Más allá de las escenas de altruismo de miles de personas que se abalanzaron a ayudar a las víctimas, los terremotos de septiembre de 2017 arrojaron también un collage de abusos, torpezas y posibles actos de corrupción que incluye los lamentables hechos del Colegio Rébsamen, tanto el desplome del edificio como la cobertura informativa del hecho; incluye la manera en que se construyó al menos un hospital nuevo en el Estado de México, el Valle Ceylán de Tlalnepantla; la remodelación del Hospital Regional 36 del IMSS, conocido como San Alejandro, en el estado de Puebla. Está también la situación en las escuelas de los municipios de Chiautla, Izúcar, Tochimilco y Puebla capital, donde alguien facturó 13 millones de pesos para que las escuelas de esos municipios resistieran los terremotos del mes pasado, pero no fue así.

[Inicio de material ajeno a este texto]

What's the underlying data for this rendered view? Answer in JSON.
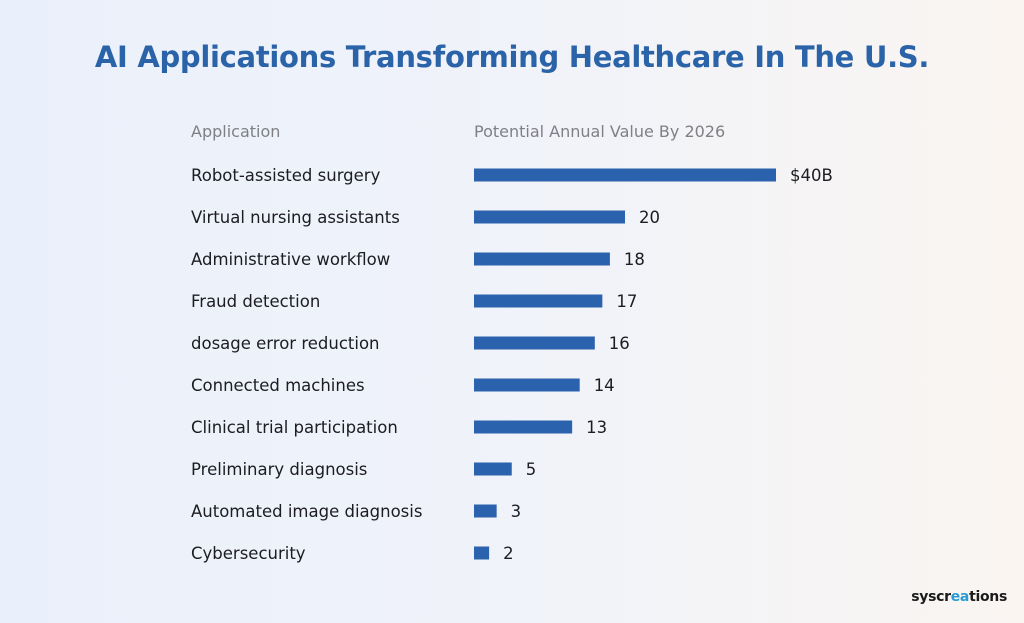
{
  "title": "AI Applications Transforming Healthcare In The U.S.",
  "columns": {
    "application": "Application",
    "value": "Potential Annual Value By 2026"
  },
  "brand": {
    "prefix": "syscr",
    "accent": "ea",
    "suffix": "tions"
  },
  "colors": {
    "bar": "#2b62ad",
    "title": "#2b63a8",
    "brand_accent": "#2a9bd3"
  },
  "chart_data": {
    "type": "bar",
    "orientation": "horizontal",
    "title": "AI Applications Transforming Healthcare In The U.S.",
    "categories": [
      "Robot-assisted surgery",
      "Virtual nursing assistants",
      "Administrative workflow",
      "Fraud detection",
      "dosage error reduction",
      "Connected machines",
      "Clinical trial participation",
      "Preliminary diagnosis",
      "Automated image diagnosis",
      "Cybersecurity"
    ],
    "values": [
      40,
      20,
      18,
      17,
      16,
      14,
      13,
      5,
      3,
      2
    ],
    "value_labels": [
      "$40B",
      "20",
      "18",
      "17",
      "16",
      "14",
      "13",
      "5",
      "3",
      "2"
    ],
    "xlim": [
      0,
      40
    ],
    "grid": false,
    "legend": "none"
  }
}
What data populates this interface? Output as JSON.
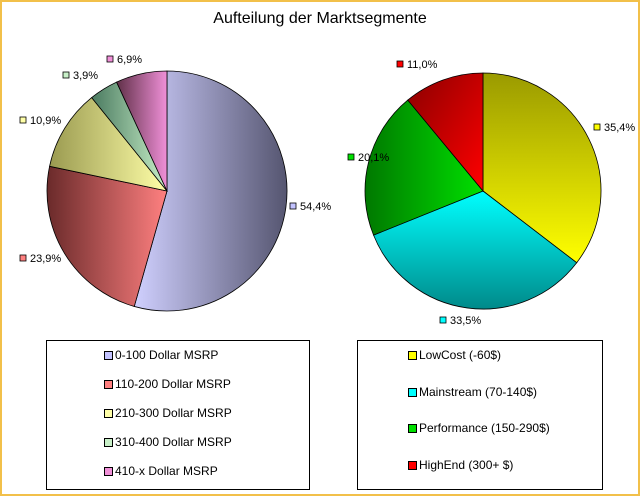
{
  "title": "Aufteilung der Marktsegmente",
  "chart_data": [
    {
      "type": "pie",
      "categories": [
        "0-100 Dollar MSRP",
        "110-200 Dollar MSRP",
        "210-300 Dollar MSRP",
        "310-400 Dollar MSRP",
        "410-x Dollar MSRP"
      ],
      "values": [
        54.4,
        23.9,
        10.9,
        3.9,
        6.9
      ],
      "labels": [
        "54,4%",
        "23,9%",
        "10,9%",
        "3,9%",
        "6,9%"
      ],
      "colors": [
        "#c3c3ff",
        "#ff8080",
        "#ffffa8",
        "#c8f0c8",
        "#f090d8"
      ],
      "shade_colors": [
        "#555570",
        "#6a2a2a",
        "#9a9a50",
        "#4a7a60",
        "#603048"
      ],
      "legend_position": "bottom"
    },
    {
      "type": "pie",
      "categories": [
        "LowCost (-60$)",
        "Mainstream (70-140$)",
        "Performance (150-290$)",
        "HighEnd (300+ $)"
      ],
      "values": [
        35.4,
        33.5,
        20.1,
        11.0
      ],
      "labels": [
        "35,4%",
        "33,5%",
        "20,1%",
        "11,0%"
      ],
      "colors": [
        "#ffff00",
        "#00ffff",
        "#00e000",
        "#ff0000"
      ],
      "shade_colors": [
        "#9a9a00",
        "#008a8a",
        "#007800",
        "#8a0000"
      ],
      "legend_position": "bottom"
    }
  ]
}
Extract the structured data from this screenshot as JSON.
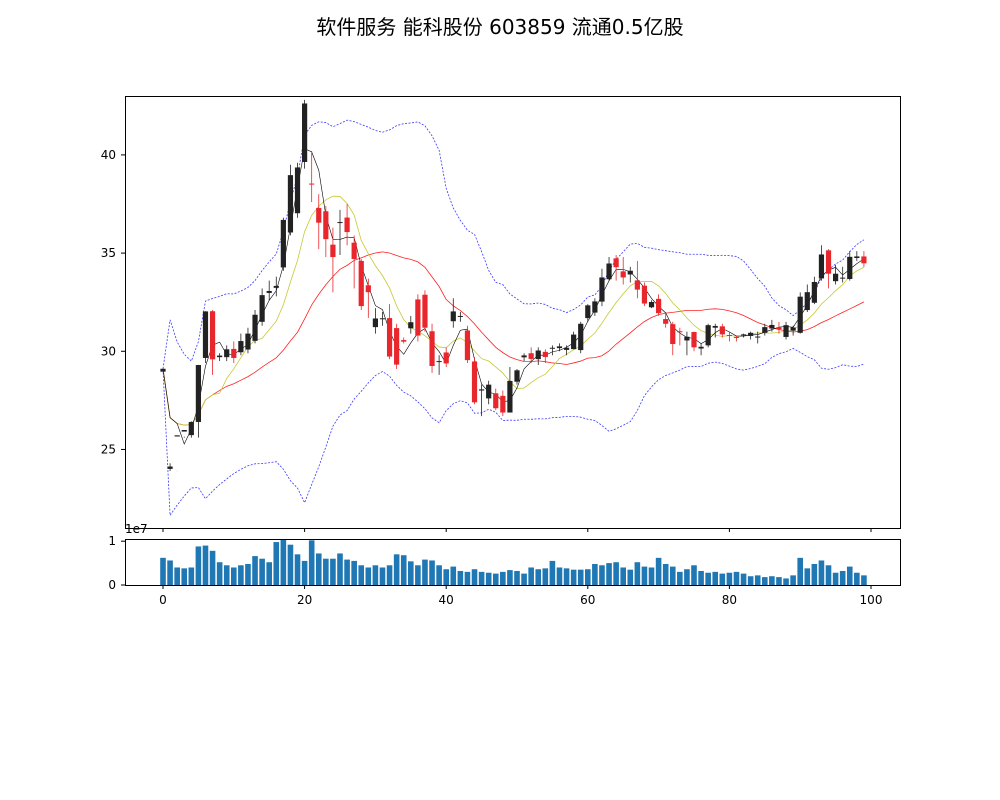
{
  "chart_data": {
    "type": "candlestick",
    "title": "软件服务 能科股份 603859 流通0.5亿股",
    "colors": {
      "up": "#e8262b",
      "down": "#222222",
      "ma5": "#000000",
      "ma10": "#c8c832",
      "ma20": "#ff2020",
      "boll": "#3a3aff",
      "volume": "#1f77b4"
    },
    "x_ticks": [
      "0",
      "20",
      "40",
      "60",
      "80",
      "100"
    ],
    "price_axis": {
      "ylim": [
        21,
        43
      ],
      "ticks": [
        "25",
        "30",
        "35",
        "40"
      ]
    },
    "volume_axis": {
      "ylim": [
        0,
        1.05
      ],
      "ticks": [
        "0",
        "1"
      ],
      "multiplier": "1e7"
    },
    "ohlc": [
      [
        28.96,
        29.11,
        26.69,
        26.68
      ],
      [
        24.01,
        24.13,
        24.3,
        23.9
      ],
      [
        25.66,
        25.72,
        23.91,
        23.9
      ],
      [
        25.91,
        25.99,
        25.65,
        25.6
      ],
      [
        25.73,
        26.4,
        26.43,
        25.6
      ],
      [
        26.4,
        29.3,
        29.31,
        25.6
      ],
      [
        29.66,
        32.03,
        32.04,
        29.4
      ],
      [
        32.04,
        29.59,
        32.1,
        28.8
      ],
      [
        29.7,
        29.78,
        29.9,
        29.5
      ],
      [
        29.7,
        30.1,
        30.3,
        29.5
      ],
      [
        30.12,
        29.66,
        30.5,
        29.4
      ],
      [
        29.95,
        30.52,
        30.9,
        29.8
      ],
      [
        30.09,
        30.9,
        31.2,
        29.9
      ],
      [
        30.53,
        31.86,
        32.1,
        30.4
      ],
      [
        31.5,
        32.86,
        33.2,
        31.3
      ],
      [
        32.97,
        33.07,
        33.6,
        32.6
      ],
      [
        33.23,
        33.33,
        33.8,
        32.8
      ],
      [
        34.27,
        36.69,
        36.8,
        34.1
      ],
      [
        36.05,
        38.97,
        39.5,
        35.9
      ],
      [
        37.03,
        39.36,
        39.6,
        36.8
      ],
      [
        39.64,
        42.62,
        42.8,
        39.3
      ],
      [
        38.54,
        38.49,
        40.2,
        37.6
      ],
      [
        37.3,
        36.55,
        38.0,
        35.2
      ],
      [
        37.13,
        35.71,
        37.4,
        34.8
      ],
      [
        35.43,
        34.8,
        36.3,
        33.0
      ],
      [
        36.58,
        36.58,
        37.2,
        34.9
      ],
      [
        36.81,
        36.07,
        37.5,
        35.4
      ],
      [
        35.53,
        34.7,
        35.9,
        33.2
      ],
      [
        34.6,
        32.3,
        34.7,
        32.1
      ],
      [
        33.36,
        33.01,
        33.7,
        31.7
      ],
      [
        31.23,
        31.67,
        32.2,
        30.9
      ],
      [
        31.68,
        31.68,
        32.0,
        31.3
      ],
      [
        31.69,
        29.73,
        32.4,
        29.6
      ],
      [
        31.18,
        29.32,
        31.4,
        29.1
      ],
      [
        30.57,
        30.49,
        30.7,
        30.4
      ],
      [
        31.17,
        31.48,
        31.8,
        30.9
      ],
      [
        32.64,
        30.8,
        32.9,
        30.5
      ],
      [
        32.88,
        31.2,
        33.1,
        31.0
      ],
      [
        31.02,
        29.25,
        31.4,
        28.9
      ],
      [
        29.47,
        29.5,
        29.8,
        28.8
      ],
      [
        29.94,
        29.38,
        30.2,
        29.2
      ],
      [
        31.53,
        32.03,
        32.7,
        31.2
      ],
      [
        31.77,
        31.8,
        32.0,
        31.5
      ],
      [
        31.06,
        29.55,
        31.3,
        29.4
      ],
      [
        29.48,
        27.4,
        29.7,
        27.3
      ],
      [
        28.0,
        28.06,
        28.3,
        26.7
      ],
      [
        27.6,
        28.3,
        28.5,
        27.3
      ],
      [
        27.86,
        27.1,
        28.1,
        27.0
      ],
      [
        27.73,
        26.88,
        28.0,
        26.7
      ],
      [
        26.88,
        28.49,
        29.2,
        26.9
      ],
      [
        28.45,
        29.03,
        29.1,
        28.3
      ],
      [
        29.69,
        29.79,
        29.9,
        29.5
      ],
      [
        29.9,
        29.61,
        30.2,
        29.4
      ],
      [
        29.6,
        30.04,
        30.2,
        29.3
      ],
      [
        29.97,
        29.71,
        30.1,
        29.4
      ],
      [
        30.15,
        30.18,
        30.3,
        29.8
      ],
      [
        30.16,
        30.25,
        30.4,
        30.0
      ],
      [
        30.07,
        30.18,
        30.3,
        29.8
      ],
      [
        30.11,
        30.85,
        31.0,
        30.1
      ],
      [
        30.06,
        31.4,
        31.5,
        29.9
      ],
      [
        31.69,
        32.34,
        32.4,
        31.5
      ],
      [
        31.97,
        32.54,
        32.7,
        31.8
      ],
      [
        32.53,
        33.76,
        34.2,
        32.3
      ],
      [
        33.67,
        34.47,
        34.8,
        33.6
      ],
      [
        34.73,
        34.28,
        34.9,
        33.6
      ],
      [
        34.07,
        33.76,
        34.8,
        33.4
      ],
      [
        33.91,
        34.1,
        34.3,
        33.5
      ],
      [
        33.61,
        33.14,
        34.6,
        32.7
      ],
      [
        33.34,
        32.43,
        33.5,
        32.3
      ],
      [
        32.24,
        32.51,
        32.6,
        32.2
      ],
      [
        32.67,
        31.94,
        32.9,
        31.8
      ],
      [
        31.64,
        31.4,
        32.0,
        31.2
      ],
      [
        31.38,
        30.37,
        31.5,
        29.8
      ],
      [
        31.02,
        31.01,
        31.2,
        30.3
      ],
      [
        30.55,
        30.74,
        31.0,
        29.8
      ],
      [
        30.98,
        30.2,
        31.0,
        30.0
      ],
      [
        30.14,
        30.23,
        30.4,
        29.8
      ],
      [
        30.3,
        31.33,
        31.4,
        30.2
      ],
      [
        31.2,
        31.29,
        31.4,
        30.7
      ],
      [
        31.27,
        30.86,
        31.4,
        30.7
      ],
      [
        30.83,
        30.79,
        31.0,
        30.5
      ],
      [
        30.73,
        30.68,
        30.8,
        30.5
      ],
      [
        30.86,
        30.86,
        30.9,
        30.7
      ],
      [
        30.78,
        30.94,
        31.0,
        30.6
      ],
      [
        30.71,
        30.75,
        31.0,
        30.4
      ],
      [
        30.94,
        31.23,
        31.4,
        30.8
      ],
      [
        31.16,
        31.34,
        31.6,
        31.0
      ],
      [
        31.22,
        31.12,
        31.5,
        30.9
      ],
      [
        30.73,
        31.33,
        31.5,
        30.6
      ],
      [
        31.05,
        31.21,
        31.3,
        30.8
      ],
      [
        30.94,
        32.78,
        33.0,
        30.9
      ],
      [
        32.1,
        33.01,
        33.4,
        32.0
      ],
      [
        32.47,
        33.53,
        33.8,
        32.4
      ],
      [
        33.71,
        34.93,
        35.4,
        33.6
      ],
      [
        35.14,
        33.95,
        35.2,
        33.2
      ],
      [
        33.57,
        33.95,
        34.4,
        33.4
      ],
      [
        33.74,
        33.75,
        34.3,
        33.5
      ],
      [
        33.68,
        34.81,
        35.1,
        33.6
      ],
      [
        34.75,
        34.83,
        35.1,
        34.6
      ],
      [
        34.83,
        34.48,
        35.1,
        34.3
      ]
    ],
    "volume": [
      0.62,
      0.56,
      0.4,
      0.38,
      0.4,
      0.88,
      0.9,
      0.78,
      0.52,
      0.45,
      0.4,
      0.45,
      0.48,
      0.66,
      0.6,
      0.52,
      0.98,
      1.05,
      0.92,
      0.7,
      0.55,
      1.02,
      0.72,
      0.6,
      0.6,
      0.72,
      0.58,
      0.55,
      0.45,
      0.4,
      0.45,
      0.4,
      0.45,
      0.7,
      0.68,
      0.54,
      0.45,
      0.58,
      0.56,
      0.45,
      0.36,
      0.42,
      0.32,
      0.3,
      0.36,
      0.3,
      0.28,
      0.26,
      0.3,
      0.34,
      0.32,
      0.26,
      0.4,
      0.36,
      0.38,
      0.55,
      0.4,
      0.38,
      0.35,
      0.35,
      0.36,
      0.48,
      0.45,
      0.5,
      0.52,
      0.4,
      0.35,
      0.52,
      0.42,
      0.4,
      0.62,
      0.48,
      0.42,
      0.3,
      0.36,
      0.45,
      0.32,
      0.28,
      0.3,
      0.26,
      0.28,
      0.3,
      0.26,
      0.2,
      0.22,
      0.18,
      0.2,
      0.18,
      0.15,
      0.22,
      0.62,
      0.38,
      0.48,
      0.56,
      0.45,
      0.28,
      0.32,
      0.42,
      0.28,
      0.22
    ]
  }
}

Está la manera en que se ha procedido con los derrumbes en los puentes que unían los edificios del campus Ciudad de México del Tecnológico de Monterrey, que incluye la peregrina intención de “proteger la marca” de esa escuela tratando de imponer censura a sus estudiantes. No podríamos olvidar las promesas hechas por la constructora Canada Building Systems a sus clientes, o la situación en el edificio de la calle de Nuevo León 238, donde alguien construyó algo muy parecido a un helipuerto que ahora el abogado del dueño del edificio quiere convencernos de que en realidad nunca fue un helipuerto. Y si faltara algo, está el asunto de la manera en que el gobierno de Morelos incautó, sin autoridad ni derecho para hacerlo, la ayuda que miles de personas de distintos estados de la República trataron de enviar a ese estado para ayudar a las víctimas.
¿Qué se necesitará para que nuestras élites reconozcan la magnitud de la crisis que han generado la corrupción, la impunidad y el cinismo que están detrás de todos los actos referidos hasta ahora? Es triste, pero todo indica que seguimos sin tocar fondo. Para prueba están los anuncios de los primeros apoyos para la reconstrucción en Chiapas y Oaxaca. Se nos dice que a las familias que hayan perdido todo su hogar se les entregarán 120 mil pesos, pero que si necesitan más dinero deberán contratar un crédito hipotecario por 100 mil pesos, el límite máximo de esos créditos. Con 120 mil pesos ni siquiera se puede construir la obra negra de una casa pequeña de 36 metros cuadrados. ¿Por qué se ha decidido que los apoyos se otorguen así? Nadie lo puede explicar, menos cuando se consideran los donativos que hemos recibido, respecto de los cuales, a pesar de las promesas de transparencia, hay dudas que la autoridad ha alentado por descuido, como en el caso de las tiendas de campaña donadas por Canadá y China.
Otra prueba es la manera en que el gobierno de la Ciudad de México se ha apresurado a publicar nuevas normas de construcción, cuya pertinencia nadie conoce, pues —hasta donde se sabe— no se consultó, por ejemplo, a la UNAM, el IPN o la UAM, y parecen más interesadas en preservar el negocio de quienes causaron tanto daño con el desplome de nuevos edificios enteros, como los inmuebles del Canada Building Systems, que en pensar un mejor futuro para todos. Ante ello, un grupo de ciudadanos, encabezado por Luis Pérez de Acha, presentó una denuncia de hechos contra quien resulte responsable por delitos que incluyen homicidio culposo y fraude específico, entre otros. No es que en México estemos acostumbrados a que se haga justicia, pero ésta podría ser una oportunidad que nos ayudara a reconstruir los edificios y hogares necesarios para vivir, pero —sobre todo— a reconstruir la confianza, el cemento de las sociedades.